Sausage Stuffed Mushrooms
Bite-sized mushrooms are packed with a savory sausage mixture, creating a smoky, umami-rich appetizer that's impossible to resist.
Total: 35 minPrep: 15 minCook: 20 min24 appetizers
Ingredients
Servings:
- 24 large white mushrooms, stems removed
- 1/2 pound Italian sausage, casing removed
- 1/4 cup breadcrumbs
- 2 tablespoons grated Parmesan cheese
- 1 tablespoon chopped fresh parsley
- 1 clove garlic, minced
- 1 teaspoon olive oil
- Salt, to taste
- Freshly ground black pepper, to taste
Steps
- 1 Preheat oven to 375°F (190°C).
- 2 In a medium bowl, combine sausage, breadcrumbs, Parmesan, parsley, garlic, salt, and pepper. Mix until well combined.
- 3 Gently spoon the sausage mixture into each mushroom cap, pressing down lightly.
- 4 Place the stuffed mushrooms on a baking sheet lined with parchment paper.
- 5 Brush the tops of the mushrooms with olive oil.
- 6 Bake in the preheated oven for 20 minutes, or until the mushrooms are tender and the stuffing is cooked through.
- 7 Remove from oven and let cool slightly before serving.
Nutrition
Calories:
75 kcal
Tips
- For extra flavor, sauté the sausage in a skillet before mixing it with the breadcrumbs.
- You can make these up to 4 hours ahead and refrigerate until ready to bake.
- For a kick of spice, add a pinch of red pepper flakes to the sausage mixture.
Storage
Store leftovers in an airtight container in the fridge for up to 3 days. Reheat in a 350°F oven until warmed through.
Serving Suggestions
- Serve with a side of creamy garlic aioli for dipping.

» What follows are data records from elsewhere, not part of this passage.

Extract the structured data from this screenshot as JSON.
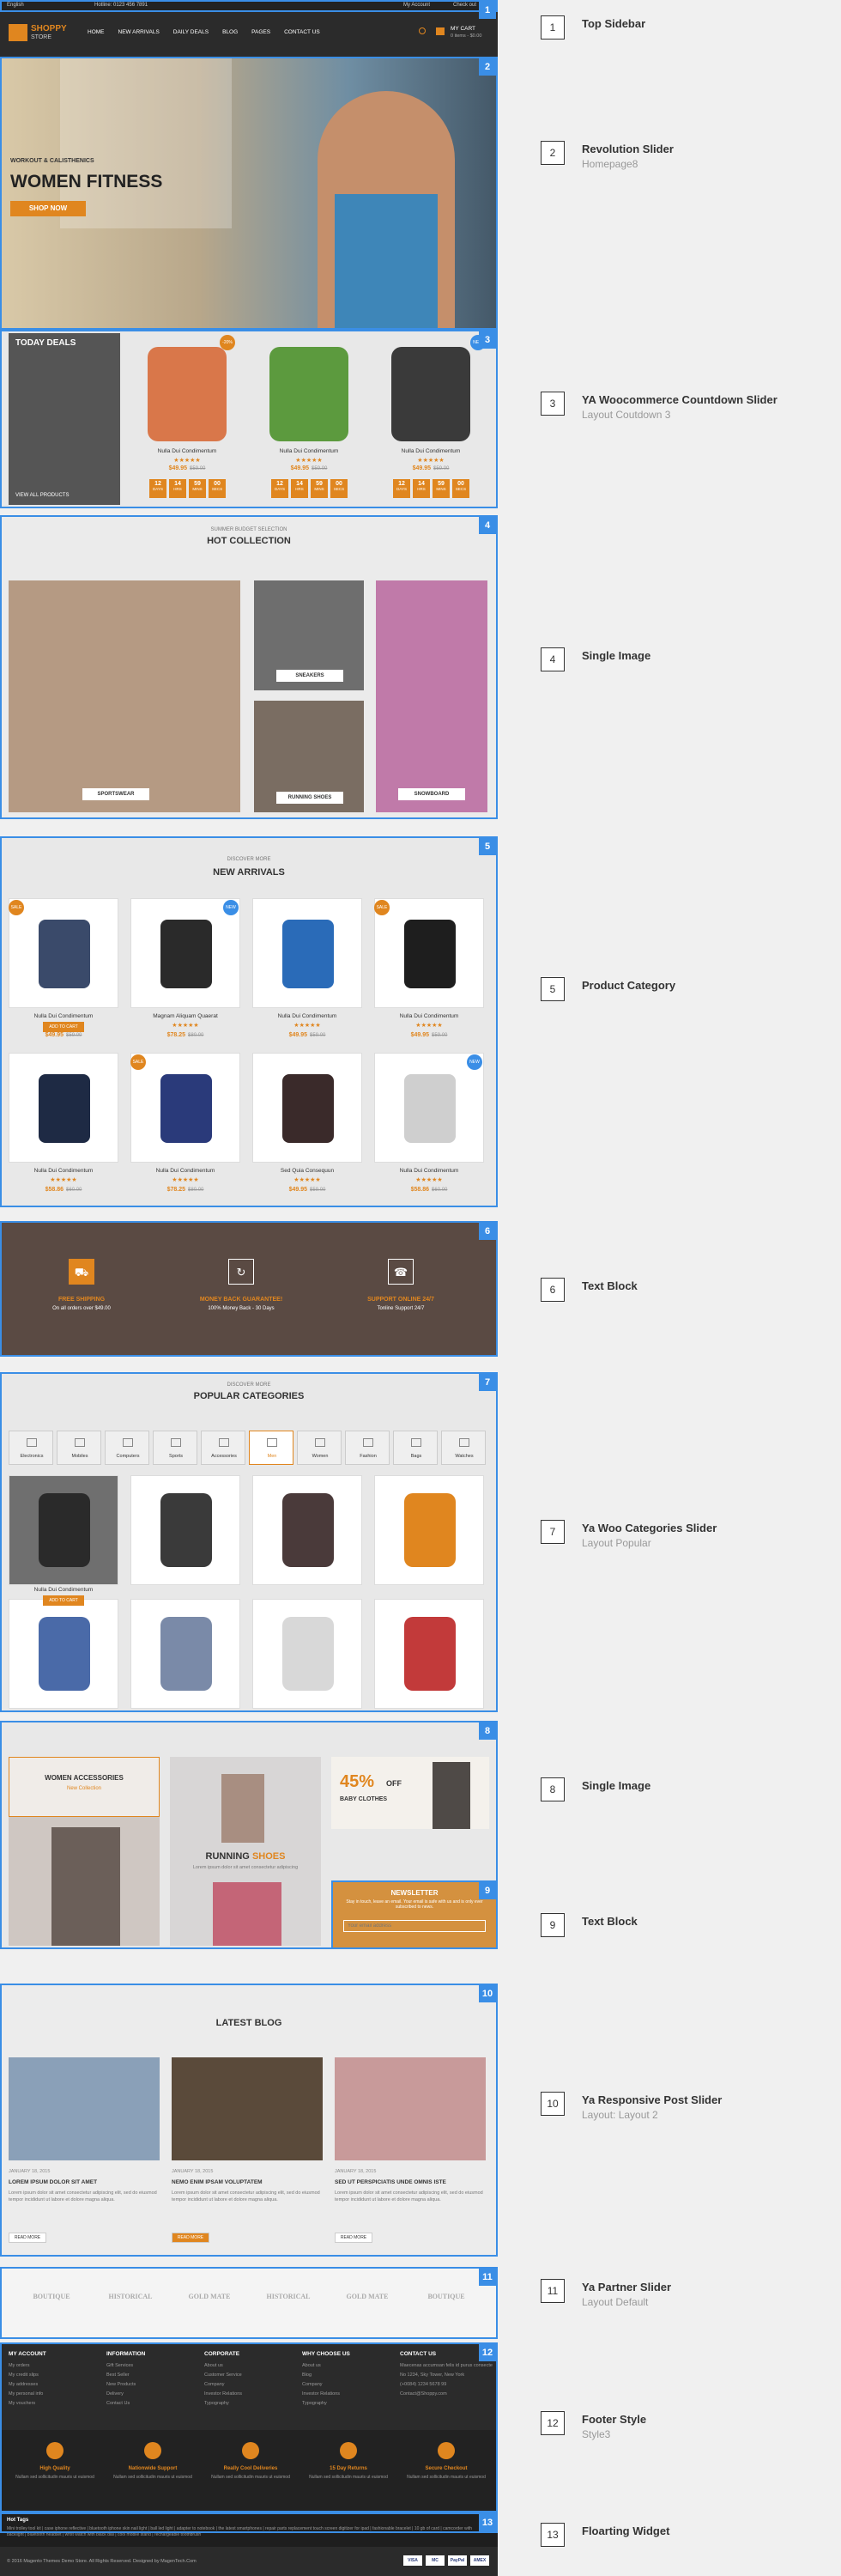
{
  "topbar": {
    "lang": "English",
    "hotline": "Hotline: 0123 456 7891",
    "account": "My Account",
    "checkout": "Check out"
  },
  "header": {
    "logo_line1": "SHOPPY",
    "logo_line2": "STORE",
    "menu": [
      "HOME",
      "NEW ARRIVALS",
      "DAILY DEALS",
      "BLOG",
      "PAGES",
      "CONTACT US"
    ],
    "cart_label": "MY CART",
    "cart_sub": "0 items - $0.00"
  },
  "hero": {
    "kicker": "WORKOUT & CALISTHENICS",
    "title": "WOMEN FITNESS",
    "button": "SHOP NOW"
  },
  "deals": {
    "title": "TODAY DEALS",
    "view_all": "VIEW ALL PRODUCTS",
    "products": [
      {
        "name": "Nulla Dui Condimentum",
        "price": "$49.95",
        "old": "$59.00",
        "badge": "-20%",
        "timer": [
          "12",
          "14",
          "59",
          "00"
        ]
      },
      {
        "name": "Nulla Dui Condimentum",
        "price": "$49.95",
        "old": "$59.00",
        "badge": "",
        "timer": [
          "12",
          "14",
          "59",
          "00"
        ]
      },
      {
        "name": "Nulla Dui Condimentum",
        "price": "$49.95",
        "old": "$59.00",
        "badge": "NEW",
        "timer": [
          "12",
          "14",
          "59",
          "00"
        ]
      }
    ],
    "timer_units": [
      "DAYS",
      "HRS",
      "MINS",
      "SECS"
    ]
  },
  "hot": {
    "kicker": "SUMMER BUDGET SELECTION",
    "title": "HOT COLLECTION",
    "items": [
      "SPORTSWEAR",
      "SNEAKERS",
      "RUNNING SHOES",
      "SNOWBOARD"
    ]
  },
  "newarr": {
    "kicker": "DISCOVER MORE",
    "title": "NEW ARRIVALS",
    "add_to_cart": "ADD TO CART",
    "products": [
      {
        "name": "Nulla Dui Condimentum",
        "price": "$49.95",
        "old": "$59.00",
        "badge": "SALE"
      },
      {
        "name": "Magnam Aliquam Quaerat",
        "price": "$78.25",
        "old": "$80.00",
        "badge": "NEW"
      },
      {
        "name": "Nulla Dui Condimentum",
        "price": "$49.95",
        "old": "$59.00",
        "badge": ""
      },
      {
        "name": "Nulla Dui Condimentum",
        "price": "$49.95",
        "old": "$59.00",
        "badge": "SALE"
      },
      {
        "name": "Nulla Dui Condimentum",
        "price": "$58.86",
        "old": "$60.00",
        "badge": ""
      },
      {
        "name": "Nulla Dui Condimentum",
        "price": "$78.25",
        "old": "$80.00",
        "badge": "SALE"
      },
      {
        "name": "Sed Quia Consequun",
        "price": "$49.95",
        "old": "$59.00",
        "badge": ""
      },
      {
        "name": "Nulla Dui Condimentum",
        "price": "$58.86",
        "old": "$60.00",
        "badge": "NEW"
      }
    ]
  },
  "services": [
    {
      "title": "FREE SHIPPING",
      "sub": "On all orders over $49.00",
      "icon": "truck-icon"
    },
    {
      "title": "MONEY BACK GUARANTEE!",
      "sub": "100% Money Back - 30 Days",
      "icon": "refresh-icon"
    },
    {
      "title": "SUPPORT ONLINE 24/7",
      "sub": "Tonline Support 24/7",
      "icon": "phone-icon"
    }
  ],
  "popular": {
    "kicker": "DISCOVER MORE",
    "title": "POPULAR CATEGORIES",
    "tabs": [
      "Electronics",
      "Mobiles",
      "Computers",
      "Sports",
      "Accessories",
      "Men",
      "Women",
      "Fashion",
      "Bags",
      "Watches"
    ],
    "product_name": "Nulla Dui Condimentum",
    "add_to_cart": "ADD TO CART"
  },
  "banners": {
    "accessories_title": "WOMEN ACCESSORIES",
    "accessories_sub": "New Collection",
    "running_a": "RUNNING",
    "running_b": "SHOES",
    "running_sub": "Lorem ipsum dolor sit amet consectetur adipiscing",
    "off_pct": "45%",
    "off_word": "OFF",
    "baby": "BABY CLOTHES"
  },
  "newsletter": {
    "title": "NEWSLETTER",
    "text": "Stay in touch, leave an email. Your email is safe with us and is only ever subscribed to news.",
    "placeholder": "Your email address"
  },
  "blog": {
    "title": "LATEST BLOG",
    "posts": [
      {
        "date": "JANUARY 18, 2015",
        "title": "LOREM IPSUM DOLOR SIT AMET",
        "excerpt": "Lorem ipsum dolor sit amet consectetur adipiscing elit, sed do eiusmod tempor incididunt ut labore et dolore magna aliqua.",
        "btn": "READ MORE"
      },
      {
        "date": "JANUARY 18, 2015",
        "title": "NEMO ENIM IPSAM VOLUPTATEM",
        "excerpt": "Lorem ipsum dolor sit amet consectetur adipiscing elit, sed do eiusmod tempor incididunt ut labore et dolore magna aliqua.",
        "btn": "READ MORE"
      },
      {
        "date": "JANUARY 18, 2015",
        "title": "SED UT PERSPICIATIS UNDE OMNIS ISTE",
        "excerpt": "Lorem ipsum dolor sit amet consectetur adipiscing elit, sed do eiusmod tempor incididunt ut labore et dolore magna aliqua.",
        "btn": "READ MORE"
      }
    ]
  },
  "partners": [
    "BOUTIQUE",
    "HISTORICAL",
    "GOLD MATE",
    "HISTORICAL",
    "GOLD MATE",
    "BOUTIQUE"
  ],
  "footer": {
    "cols": [
      {
        "title": "MY ACCOUNT",
        "items": [
          "My orders",
          "My credit slips",
          "My addresses",
          "My personal info",
          "My vouchers"
        ]
      },
      {
        "title": "INFORMATION",
        "items": [
          "Gift Services",
          "Best Seller",
          "New Products",
          "Delivery",
          "Contact Us"
        ]
      },
      {
        "title": "CORPORATE",
        "items": [
          "About us",
          "Customer Service",
          "Company",
          "Investor Relations",
          "Typography"
        ]
      },
      {
        "title": "WHY CHOOSE US",
        "items": [
          "About us",
          "Blog",
          "Company",
          "Investor Relations",
          "Typography"
        ]
      },
      {
        "title": "CONTACT US",
        "items": [
          "Maecenas accumsan felis id purus consectetur",
          "No 1234, Sky Tower, New York",
          "(+0084) 1234 5678 99",
          "Contact@Shoppy.com"
        ]
      }
    ],
    "features": [
      {
        "title": "High Quality",
        "sub": "Nullam sed sollicitudin mauris ut euismod",
        "icon": "medal-icon"
      },
      {
        "title": "Nationwide Support",
        "sub": "Nullam sed sollicitudin mauris ut euismod",
        "icon": "support-icon"
      },
      {
        "title": "Really Cool Deliveries",
        "sub": "Nullam sed sollicitudin mauris ut euismod",
        "icon": "truck-icon"
      },
      {
        "title": "15 Day Returns",
        "sub": "Nullam sed sollicitudin mauris ut euismod",
        "icon": "plane-icon"
      },
      {
        "title": "Secure Checkout",
        "sub": "Nullam sed sollicitudin mauris ut euismod",
        "icon": "lock-icon"
      }
    ],
    "tags_title": "Hot Tags",
    "tags_text": "Mini trolley tool kit | case iphone reflective | bluetooth iphone skin nail light | ball led light | adapter to notebook | the latest smartphones | repair parts replacement touch screen digitizer for ipad | fashionable bracelet | 10 gb of card | camcorder with backlight | bluetooth headset | wrist watch with black dial | cool mobile stand | rechargeable toothbrush",
    "copyright": "© 2016 Magento Themes Demo Store. All Rights Reserved. Designed by MagenTech.Com",
    "payments": [
      "VISA",
      "MC",
      "PayPal",
      "AMEX"
    ]
  },
  "labels": [
    {
      "n": "1",
      "t": "Top Sidebar",
      "s": ""
    },
    {
      "n": "2",
      "t": "Revolution Slider",
      "s": "Homepage8"
    },
    {
      "n": "3",
      "t": "YA Woocommerce Countdown Slider",
      "s": "Layout Coutdown 3"
    },
    {
      "n": "4",
      "t": "Single Image",
      "s": ""
    },
    {
      "n": "5",
      "t": "Product Category",
      "s": ""
    },
    {
      "n": "6",
      "t": "Text Block",
      "s": ""
    },
    {
      "n": "7",
      "t": "Ya Woo Categories Slider",
      "s": "Layout Popular"
    },
    {
      "n": "8",
      "t": "Single Image",
      "s": ""
    },
    {
      "n": "9",
      "t": "Text Block",
      "s": ""
    },
    {
      "n": "10",
      "t": "Ya Responsive Post Slider",
      "s": "Layout: Layout 2"
    },
    {
      "n": "11",
      "t": "Ya Partner Slider",
      "s": "Layout Default"
    },
    {
      "n": "12",
      "t": "Footer Style",
      "s": "Style3"
    },
    {
      "n": "13",
      "t": "Floarting  Widget",
      "s": ""
    }
  ],
  "colors": {
    "accent": "#e0861f",
    "blue": "#3a8ee6",
    "dark": "#2b2b2b"
  }
}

- Pair with a crisp white wine or a hoppy craft beer.
FAQ
Can I use turkey sausage instead of Italian sausage?
Absolutely! Turkey sausage is a leaner option that works just as well.
Can I freeze these stuffed mushrooms?
Yes, freeze them uncooked on a baking sheet, then transfer to a freezer bag. Bake straight from frozen, adding a few extra minutes to the cook time.